Otamamura – Japan’s Machu Picchu

I was able to spend the day with some local elementary children. I got to find out what they like about their hometown Otamamura, whilst picking sweet potatoes in the school’s plot.

Otamamura is a small town near Dake Onsen and Nihonmatsu. Most families here are involved in the farming industry, and many own their own plot of land.


The town is stunning, especially in Autumn. The gold of the rice fields shimmers brightly as the strands shuffle in the wind.

Old women go about their farming tasks at their own pace, carrying out old-fashioned techniques to dry rice.

It’s so quiet, so peaceful, yet not far at all – only 10km – from Nihonmatsu City.


After a busy week, I was feeling pretty tired by the time that Friday rolled around, but immediately felt relaxed and refreshed as I arrived in the town.

At Otamamura’s elementary school, I introduced myself, as did the volunteers who would teach the children about picking potatoes and “huckleberries”. The kids, in 4th grade, were so sweet and funny.


When I asked the kids what their favourite things were about Otamamura, there were a number of answers…

  • “Well, the nature is nice”

  • “Everyone is kind”

  • “Potatoes!”

  • “Our rice”

Another answer was pretty interesting:

  • “Otamamura is the sister town of Machu Pichu”

It may be hard to believe that a quiet, sleepy town like Otamamura, in the middle of Fukushima Prefecture, has a link to Machu Picchu.

In 1917, Yokichi Nouchi – born in Otamamura – moved to Machu Picchu to help install railway tracks in the town, as well as helping build a water plant and a hotel. Nouchi remained closely involved with promoting tourism to the Peruvian World Heritage Site for the rest of his life. Otamamura was officially appointed Machu Picchu’s sister town last year.

Moving back to the present day, the next couple of hours consisted of me having a chat with the 9-year-olds as we picked curiously named berries and dug around for sweet potatoes.


I had lots of fun chatting to the kids about digging techniques (one girl insisted that digging like a dog got the best results, and she wasn’t wrong), whether green peppers are disgusting or not, and roller-skating (the popular pastime in the town it seems).
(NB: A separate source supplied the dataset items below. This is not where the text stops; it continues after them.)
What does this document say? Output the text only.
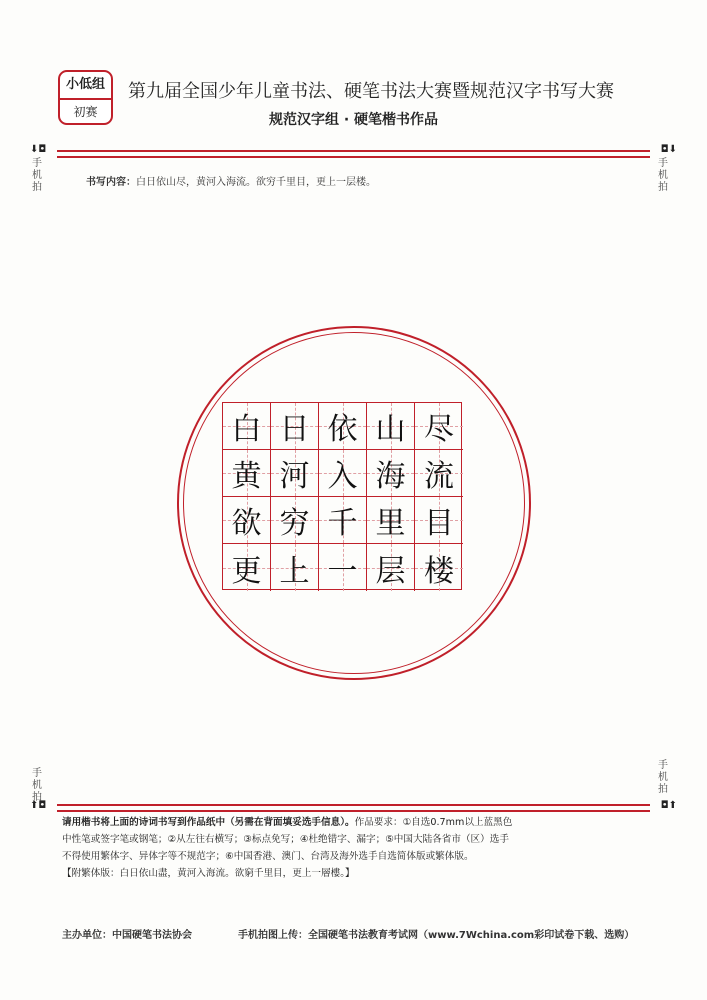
小低组
初赛
第九届全国少年儿童书法、硬笔书法大赛暨规范汉字书写大赛
规范汉字组 · 硬笔楷书作品
⬇◘	◘⬇
手机拍
手机拍
书写内容：白日依山尽，黄河入海流。欲穷千里目，更上一层楼。
白 日 依 山 尽
黄 河 入 海 流
欲 穷 千 里 目
更 上 一 层 楼
手机拍
手机拍
⬆◘	◘⬆
请用楷书将上面的诗词书写到作品纸中（另需在背面填妥选手信息）。作品要求：①自选0.7mm以上蓝黑色
中性笔或签字笔或钢笔；②从左往右横写；③标点免写；④杜绝错字、漏字；⑤中国大陆各省市（区）选手
不得使用繁体字、异体字等不规范字；⑥中国香港、澳门、台湾及海外选手自选简体版或繁体版。
【附繁体版：白日依山盡，黄河入海流。欲窮千里目，更上一層樓。】
主办单位：中国硬笔书法协会	手机拍图上传：全国硬笔书法教育考试网（www.7Wchina.com彩印试卷下载、选购）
The 6th graders came to join us later. They were a bit confused about why a strange blonde foreign lady they had never seen before was doubled over laughing whilst a child chased one of her colleagues around with a lizard.

But after asking me a very important question in the eyes of a Japanese elementary school kid (“Are you American?”) we quickly got back to the hard task of finding all of the sweet potatoes.


After being bribed by a small boy to carry the potatoes back to the school, I attempted to clean up my muddy trousers before reentering the school.


I was moved to learn that many of the children from the town eat food that is produced within 1km of their houses every day.

It was at this point that I noticed that no one had mentioned gaming consoles or computers when I asked about their hobbies. Most kids talked about playing outside with friends.

After our goodbyes, I was presented by their teacher with two sweet potatoes and a bag of popular Japanese snacks. On the way back to the office, we stopped off to buy taiyaki (fish-shaped pastry filled with sweet red bean paste), and ate them whilst watching the sun set over the mountains.


Not a bad way to end my week. Not bad at all.